Profiter est donc devenu est forme incontestable du Bien, au point qu’on semble oublier que profiter de la faiblesse d’une personne est a priori moins louable que profiter d’un enseignement. Seul le mot « profiteur » signale encore que le verbe ne désigne pas forcément une activité irréprochable et qu’il peut même cacher des motivations troubles, chaque fois qu’un malotru cherche à « profiter de la situation ». Hors de ce cas, il semble aller de soi qu’aucune vacance ne peut être réussie pour qui n’a pas obéi à l’injonction. « Profite ! » signifie peu ou prou « rentabilise au maximum le prix de tes vacances ! », « mange jusqu’à te faire éclater la panse ! », « bois sans craindre ni ivresse ni gueule de bois ! », « oublie toute mesure forcément castratrice ! ». En bref, « laisse-toi aller ! », quand ce n’est pas l’insupportable « lâche-toi ! » (étant admis qu’il ne serait jamais légitime de se retenir de quoi que ce soit). Si on ajoute que « profiterole » dérive lui aussi de « profit » (il désignait, chez Rabelais, « une petite gratification donnée aux domestiques »), on risque d’entendre plus encore dans le « profite ! » un appel à reprendre du dessert sans hésiter, y compris quand on est déjà repu.

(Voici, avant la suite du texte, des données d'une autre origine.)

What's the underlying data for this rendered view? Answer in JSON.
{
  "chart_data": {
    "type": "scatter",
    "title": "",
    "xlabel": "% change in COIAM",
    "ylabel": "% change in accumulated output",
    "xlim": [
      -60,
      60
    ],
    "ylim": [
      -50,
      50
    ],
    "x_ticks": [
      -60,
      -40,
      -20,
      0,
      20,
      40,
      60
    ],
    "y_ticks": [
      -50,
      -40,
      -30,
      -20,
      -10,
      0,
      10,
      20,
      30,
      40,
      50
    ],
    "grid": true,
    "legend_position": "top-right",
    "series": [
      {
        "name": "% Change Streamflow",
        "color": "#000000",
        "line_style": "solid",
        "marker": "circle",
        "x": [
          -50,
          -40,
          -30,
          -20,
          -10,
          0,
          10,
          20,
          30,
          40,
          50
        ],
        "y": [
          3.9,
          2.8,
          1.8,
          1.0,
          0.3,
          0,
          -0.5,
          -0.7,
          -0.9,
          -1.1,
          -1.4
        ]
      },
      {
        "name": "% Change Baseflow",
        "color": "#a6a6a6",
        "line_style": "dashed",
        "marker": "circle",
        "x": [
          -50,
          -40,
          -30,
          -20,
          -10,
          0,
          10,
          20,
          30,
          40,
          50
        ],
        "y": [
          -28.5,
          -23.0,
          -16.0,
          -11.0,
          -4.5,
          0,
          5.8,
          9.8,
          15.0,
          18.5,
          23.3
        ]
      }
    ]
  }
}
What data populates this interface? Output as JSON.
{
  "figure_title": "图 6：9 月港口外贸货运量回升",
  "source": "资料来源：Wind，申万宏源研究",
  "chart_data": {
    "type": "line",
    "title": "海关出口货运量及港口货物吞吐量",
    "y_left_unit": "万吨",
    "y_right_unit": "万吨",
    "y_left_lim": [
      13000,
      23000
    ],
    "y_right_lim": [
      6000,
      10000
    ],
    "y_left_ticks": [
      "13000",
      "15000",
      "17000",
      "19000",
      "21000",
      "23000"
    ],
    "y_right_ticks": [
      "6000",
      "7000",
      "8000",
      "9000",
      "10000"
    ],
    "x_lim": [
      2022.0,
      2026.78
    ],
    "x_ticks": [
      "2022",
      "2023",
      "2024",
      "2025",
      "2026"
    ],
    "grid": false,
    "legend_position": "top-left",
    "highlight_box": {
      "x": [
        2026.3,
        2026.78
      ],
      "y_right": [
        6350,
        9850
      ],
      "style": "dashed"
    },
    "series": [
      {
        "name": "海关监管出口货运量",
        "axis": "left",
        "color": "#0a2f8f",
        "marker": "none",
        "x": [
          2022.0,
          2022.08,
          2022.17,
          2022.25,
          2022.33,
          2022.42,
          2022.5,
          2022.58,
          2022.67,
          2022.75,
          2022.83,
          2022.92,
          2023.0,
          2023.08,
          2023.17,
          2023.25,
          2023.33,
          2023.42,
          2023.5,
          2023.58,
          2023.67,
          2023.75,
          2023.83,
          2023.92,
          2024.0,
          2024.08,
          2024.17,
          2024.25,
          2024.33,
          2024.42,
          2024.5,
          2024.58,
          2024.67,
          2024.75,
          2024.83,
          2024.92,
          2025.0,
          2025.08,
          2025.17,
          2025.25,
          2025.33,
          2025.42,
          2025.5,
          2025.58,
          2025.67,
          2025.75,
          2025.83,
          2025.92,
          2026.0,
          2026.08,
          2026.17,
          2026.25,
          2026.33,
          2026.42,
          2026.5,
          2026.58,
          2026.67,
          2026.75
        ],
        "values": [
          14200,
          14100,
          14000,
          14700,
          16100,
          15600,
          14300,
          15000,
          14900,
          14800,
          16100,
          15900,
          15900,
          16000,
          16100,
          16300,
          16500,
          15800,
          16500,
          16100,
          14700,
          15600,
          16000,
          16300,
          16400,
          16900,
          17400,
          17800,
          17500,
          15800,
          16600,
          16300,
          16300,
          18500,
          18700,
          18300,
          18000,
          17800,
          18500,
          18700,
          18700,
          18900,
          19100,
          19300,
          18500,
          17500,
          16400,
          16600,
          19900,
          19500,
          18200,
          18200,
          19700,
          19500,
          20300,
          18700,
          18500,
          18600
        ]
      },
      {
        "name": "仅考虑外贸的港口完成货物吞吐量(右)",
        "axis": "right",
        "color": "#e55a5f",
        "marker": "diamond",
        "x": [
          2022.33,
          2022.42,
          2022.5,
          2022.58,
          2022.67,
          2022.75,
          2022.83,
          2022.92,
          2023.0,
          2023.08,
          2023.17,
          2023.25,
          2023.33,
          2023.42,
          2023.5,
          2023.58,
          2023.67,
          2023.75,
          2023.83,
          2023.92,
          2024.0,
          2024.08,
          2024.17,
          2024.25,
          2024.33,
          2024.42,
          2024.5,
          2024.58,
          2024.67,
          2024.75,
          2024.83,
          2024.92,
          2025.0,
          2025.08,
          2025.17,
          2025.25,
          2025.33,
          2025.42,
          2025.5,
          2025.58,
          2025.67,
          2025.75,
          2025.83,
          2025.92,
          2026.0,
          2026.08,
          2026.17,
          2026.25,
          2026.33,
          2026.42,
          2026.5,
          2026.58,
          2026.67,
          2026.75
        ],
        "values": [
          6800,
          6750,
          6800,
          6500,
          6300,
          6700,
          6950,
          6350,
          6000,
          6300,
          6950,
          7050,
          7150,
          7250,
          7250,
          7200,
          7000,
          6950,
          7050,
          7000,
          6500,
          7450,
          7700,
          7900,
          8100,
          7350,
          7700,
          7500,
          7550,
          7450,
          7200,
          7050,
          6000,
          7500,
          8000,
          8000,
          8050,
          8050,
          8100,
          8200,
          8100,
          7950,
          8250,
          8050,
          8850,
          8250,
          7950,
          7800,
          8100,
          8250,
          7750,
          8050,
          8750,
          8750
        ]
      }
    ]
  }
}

Il est amusant de lire dans le Dictionnaire historique de la langue française que le verbe profiter signifiait à l’origine, quand son sujet était un être animé, « faire des progrès, s’améliorer intellectuellement ou moralement ». L’impératif qui vous est adressé avec un sourire complice quand vous partez en vacances n’est pas loin de vouloir dire le contraire : pour profiter, oublie un peu tes préoccupations intellectuelles et tes principes moraux. Le sens tardif du verbe (« tirer le maximum de quelqu’un ») sonne comme un aveu : il se disait parfois dans un sens sexuel, ce qu’on traduirait aujourd’hui par « abuser ». Celui qui vous susurre « profite ! » pourrait bien, de fait, vous conseiller à mots voilés d’abuser sans scrupule.
Notre plaisir ailleurs
Après ces considérations, nous nous garderons bien d’adresser un quelconque impératif au lecteur. Nous le laisserons même choisir le sens de « profiter » qui lui convient le mieux pour l’été. Nous citerons toutefois un passage de Proust qui peut lui donner une idée de celui qui a notre préférence, même si, en l’occurrence, c’est l’expression « tirer profit », un peu moins ambivalente, qui est utilisée. Le narrateur de La Recherche y parle de sa grand-mère :
En réalité, elle ne se résignait jamais à rien acheter dont on ne pût tirer un profit intellectuel, et surtout celui que nous procurent les belles choses en nous apprenant à chercher notre plaisir ailleurs que dans les satisfactions du bien-être et de la vanité.
Peut-être de telles grands-mères ne diront-elles jamais explicitement « Profite ! », jugeant un peu vulgaire d’exhiber leurs intentions. Chez elles, en tout cas, affection et désir de faire grandir ne sont jamais séparés. « Notre plaisir ailleurs que dans les satisfactions du bien-être et de la vanité » : voilà une pensée dont on peut profiter, sans risque d’abuser.